Oleh karena itu, video asli dan transkrip asli harus ditayangkan secara terbuka, serta dikaji bersama melibatkan saksi ahli bahasa, ahli keagamaan, ahli hukum pidana dan saksi lainnya.
Hasil gelar perkara itu akan mendapatkan apakah pernyataan Ahok mengandung unsur tindak pidana penistaan agama atau tidak. Kepada seluruh pihak bisa menerima hasil gelar ini sehingga mendapatkan hukum yang seadil-adilnya.
Kelompok yang kontra menilai bahwa gelar perkara secara terbuka akan menyulitkan penyidik dalam membuat keputusan, bahkan hanya menjadi “entertainment” saja. Gelar perkara terbuka itu bisa menjadi preseden buruk ke depannya. Pihak-pihak yang terjerat hukum bisa menuntut presiden untuk membuka proses gelar perkara.
Jika gelar perkara ingin dilakukan terbuka maka cukup dihadir oleh para pelapor, pemuka agama, dan pihak terkait, sehingga tidak perlu disiarkan secara langsung ke masyarakat.
Kelompok yang tidak setuju menilai gelar perkara tidak dikenal dalam Kitab Undang-Undang Hukum Acara Pidana (KUHAP). Gelar perkara merupakan prosedur internal yang diatur secara tersendiri di lembaga penegak hukum.
Direktur Riset Setara Institute, Ismail Hasani, meminta gelar perkara tidak menjadi perdebatan.

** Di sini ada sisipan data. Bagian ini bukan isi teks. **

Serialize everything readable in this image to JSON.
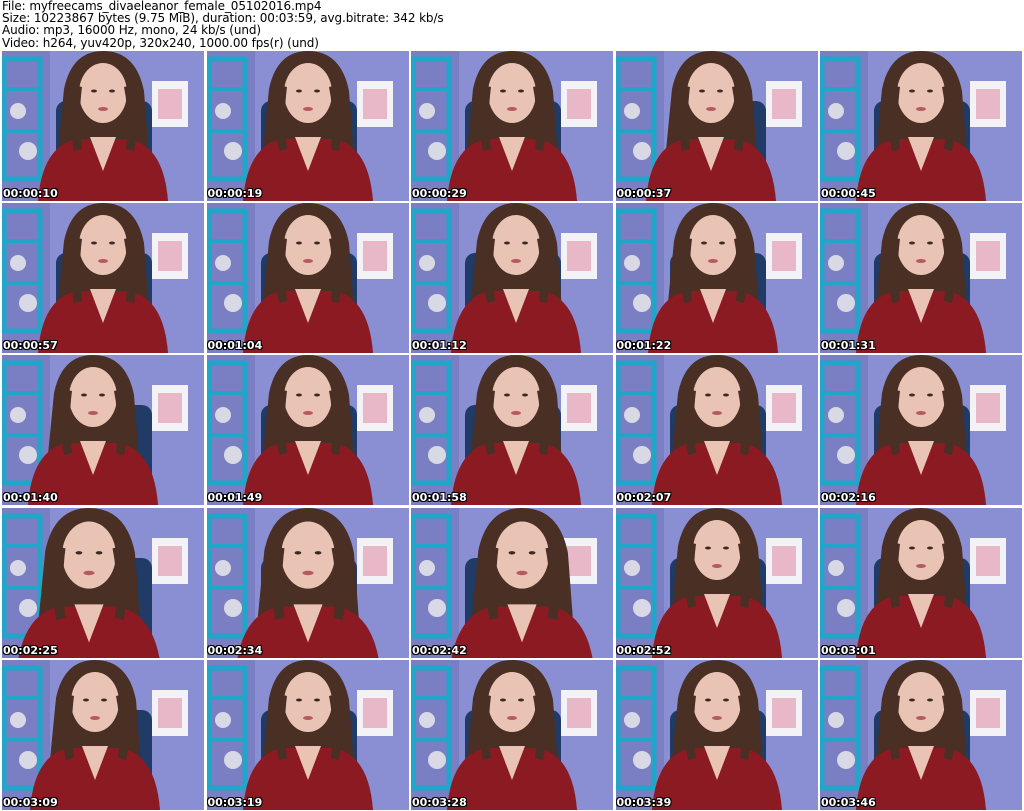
{
  "header": {
    "file": "File: myfreecams_divaeleanor_female_05102016.mp4",
    "size": "Size: 10223867 bytes (9.75 MiB), duration: 00:03:59, avg.bitrate: 342 kb/s",
    "audio": "Audio: mp3, 16000 Hz, mono, 24 kb/s (und)",
    "video": "Video: h264, yuv420p, 320x240, 1000.00 fps(r) (und)"
  },
  "colors": {
    "wall": "#8a8fd3",
    "shelf": "#1fa6c9",
    "shirt": "#8b1a22",
    "hair": "#4a2f25",
    "skin": "#e9c3b4",
    "chair": "#1f3b66"
  },
  "thumbnails": [
    {
      "time": "00:00:10"
    },
    {
      "time": "00:00:19"
    },
    {
      "time": "00:00:29"
    },
    {
      "time": "00:00:37"
    },
    {
      "time": "00:00:45"
    },
    {
      "time": "00:00:57"
    },
    {
      "time": "00:01:04"
    },
    {
      "time": "00:01:12"
    },
    {
      "time": "00:01:22"
    },
    {
      "time": "00:01:31"
    },
    {
      "time": "00:01:40"
    },
    {
      "time": "00:01:49"
    },
    {
      "time": "00:01:58"
    },
    {
      "time": "00:02:07"
    },
    {
      "time": "00:02:16"
    },
    {
      "time": "00:02:25"
    },
    {
      "time": "00:02:34"
    },
    {
      "time": "00:02:42"
    },
    {
      "time": "00:02:52"
    },
    {
      "time": "00:03:01"
    },
    {
      "time": "00:03:09"
    },
    {
      "time": "00:03:19"
    },
    {
      "time": "00:03:28"
    },
    {
      "time": "00:03:39"
    },
    {
      "time": "00:03:46"
    }
  ]
}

Sebab, itu bagian dari kinerja Kepolisian dalam melakukan penyelidikan.
Sebenarnya, pada tahap penyelidikan tidak ada dasar hukum penyelenggaraan gelar perkara, meskipun praktiknya Kepolisian sering melakukan gelar perkara. Dengan demikian, ada atau tidak adanya dasar hukum gelar perkara pada tahap penyelidikan tidak perlu menjadi perdebatan, karena pada dasarnya gelar perkara hanyalah teknik kerja penyidik dalam menentukan ada atau tidaknya dugaan tindak pidana.

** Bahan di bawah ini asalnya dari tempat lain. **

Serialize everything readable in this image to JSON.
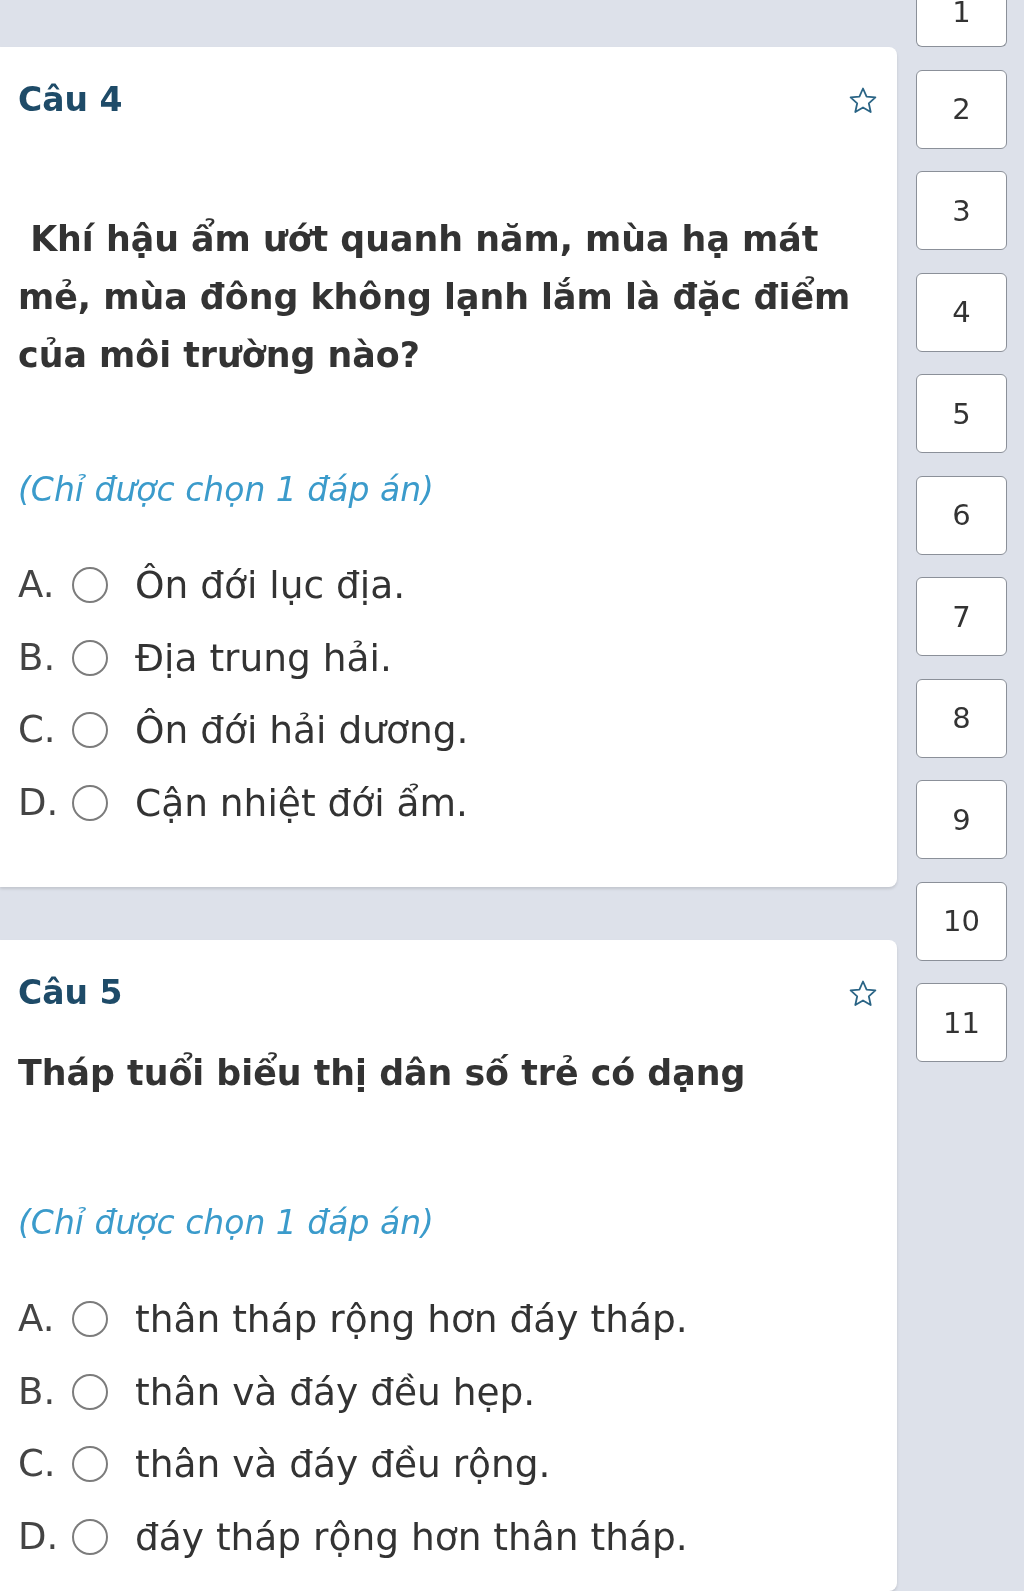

Karena itu, menurut Ismail, jika masih diperdebatkan, justru itu hal yang keliru. Sebab, keadaan Ahok yang terlihat "dihakimi" secara terbuka oleh sebagian masyarakat, maka dengan gelar perkara terbukalah untuk membuktikan segala tudingan.
Gelar perkara terbuka nanti, hanya melibatkan unsur-unsur yang relevan seperti pelapor, terlapor, penyidik, dan bagian pengawasan penyidik (Wasidik) Polri, sehingga rencana pelibatan anggota Komisi III DPR yang juga akan dilibatkan dalam gelar perkara adalah kekeliruan, karena Komisi III bukan penyidik dan bukan penegak hukum.

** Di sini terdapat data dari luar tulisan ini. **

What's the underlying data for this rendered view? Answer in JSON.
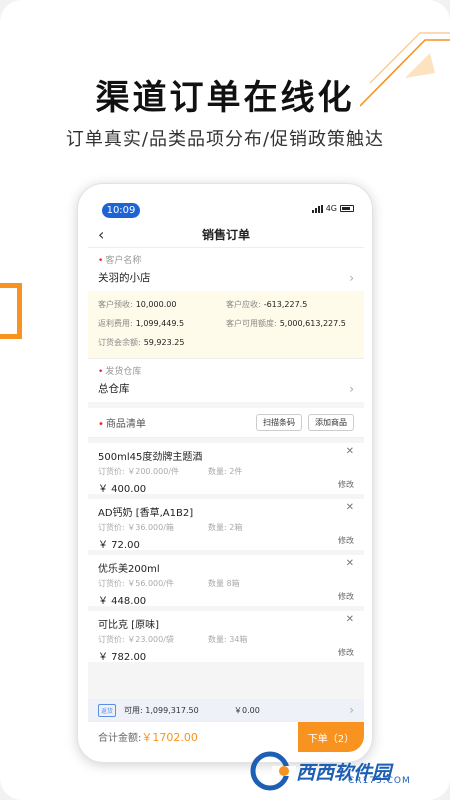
{
  "headline": "渠道订单在线化",
  "subline": "订单真实/品类品项分布/促销政策触达",
  "status": {
    "time": "10:09",
    "network": "4G"
  },
  "nav": {
    "back_icon": "chevron-left-icon",
    "title": "销售订单"
  },
  "customer": {
    "label": "客户名称",
    "value": "关羽的小店"
  },
  "credit": {
    "prepaid_label": "客户预收:",
    "prepaid_value": "10,000.00",
    "receivable_label": "客户应收:",
    "receivable_value": "-613,227.5",
    "rebate_label": "返利费用:",
    "rebate_value": "1,099,449.5",
    "available_label": "客户可用额度:",
    "available_value": "5,000,613,227.5",
    "balance_label": "订货会余额:",
    "balance_value": "59,923.25"
  },
  "warehouse": {
    "label": "发货仓库",
    "value": "总仓库"
  },
  "goods": {
    "label": "商品清单",
    "scan_button": "扫描条码",
    "add_button": "添加商品",
    "items": [
      {
        "name": "500ml45度劲牌主题酒",
        "unit_price": "订货价: ￥200.000/件",
        "qty": "数量: 2件",
        "total": "￥ 400.00",
        "edit": "修改"
      },
      {
        "name": "AD钙奶 [香草,A1B2]",
        "unit_price": "订货价: ￥36.000/箱",
        "qty": "数量: 2箱",
        "total": "￥ 72.00",
        "edit": "修改"
      },
      {
        "name": "优乐美200ml",
        "unit_price": "订货价: ￥56.000/件",
        "qty": "数量  8箱",
        "total": "￥ 448.00",
        "edit": "修改"
      },
      {
        "name": "可比克 [原味]",
        "unit_price": "订货价: ￥23.000/袋",
        "qty": "数量: 34箱",
        "total": "￥ 782.00",
        "edit": "修改"
      }
    ]
  },
  "summary": {
    "tag": "返货",
    "available": "可用: 1,099,317.50",
    "amount": "￥0.00"
  },
  "footer": {
    "total_label": "合计金额:",
    "total_value": "￥1702.00",
    "submit": "下单（2）"
  },
  "watermark": {
    "brand": "西西软件园",
    "domain": "CR173.COM"
  },
  "colors": {
    "accent": "#f7931e",
    "time_pill": "#1e63d6"
  }
}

Fungsi pengawasan DPR adalah mengawasi pemerintahan dalam menjalankan perintah UU bukan mengawasi kasus-kasus secara spesifik. Keterlibatan Komisi III DPR hanya akan mengundang potensi politisasi lebih jauh dan mengikis independensi penyidik.
Hormati Hasilnya Dalam perkembangan terakhirnya, gelar perkara terbuka batal disiarkan secara langsung (live) oleh media massa. Hal ini disampaikan Kepala Divisi Hubungan Masyarakat Inspektur Jenderal Boy Rafli Amar. Gelar perkara diawasi juga Komisi Kepolisian Nasional, Kejaksaan Agung dan Dewan Perwakilan Rakyat. Hasil gelar dicatat dalam notulensi untuk disampaikan kepada publik.
Apapun mekanisme yang ditempuh Polri untuk menuntaskan kasus Ahok tetap harus diapresiasi dan dihormati hasilnya, karena pemerintah sebenarnya juga menyadari dalam kasus ini bahwa profesionalisme aparat penegak hukum sangat diuji dalam kasus Ahok. Disamping itu, dalam kasus ini kepastian hukum dan reformasi hukum di Indonesia juga sedang dipertaruhkan.
Kemungkinan, langkah Polri tidak menyiarkan siaran langsung di TV terkait kasus Ahok tidak akan memuaskan kalangan anti Ahok, sehingga kelompok ini dikhawatirkan tidak akan menerima atau tidak menghormati hasil atau keputusannya, sehingga mereka akan mempolitisir masalah ini.
Terkait dengan hal ini, penulis menyarankan agar pihak yang berwenang melakukan penggalangan atau pendekatan secara persuasif terhadap banyak tokoh-tokoh utama baik dari kelompok pro dan kontra dalam kasus Ahok ini.
Disamping itu, banyak kalangan juga mengkhawatirkan hasil akhir kasus Ahok akan menjadi faktor penentu memanas atau tidaknya situasi nasional, termasuk sudah mulai ada rumors yang berkembang bahwa ada rencana unjuk rasa bela Islam ketiga, yang konon akan digelar pada 25 November 2016 mendatang. ***
*) Penulis adalah alumnus Udayana, Bali.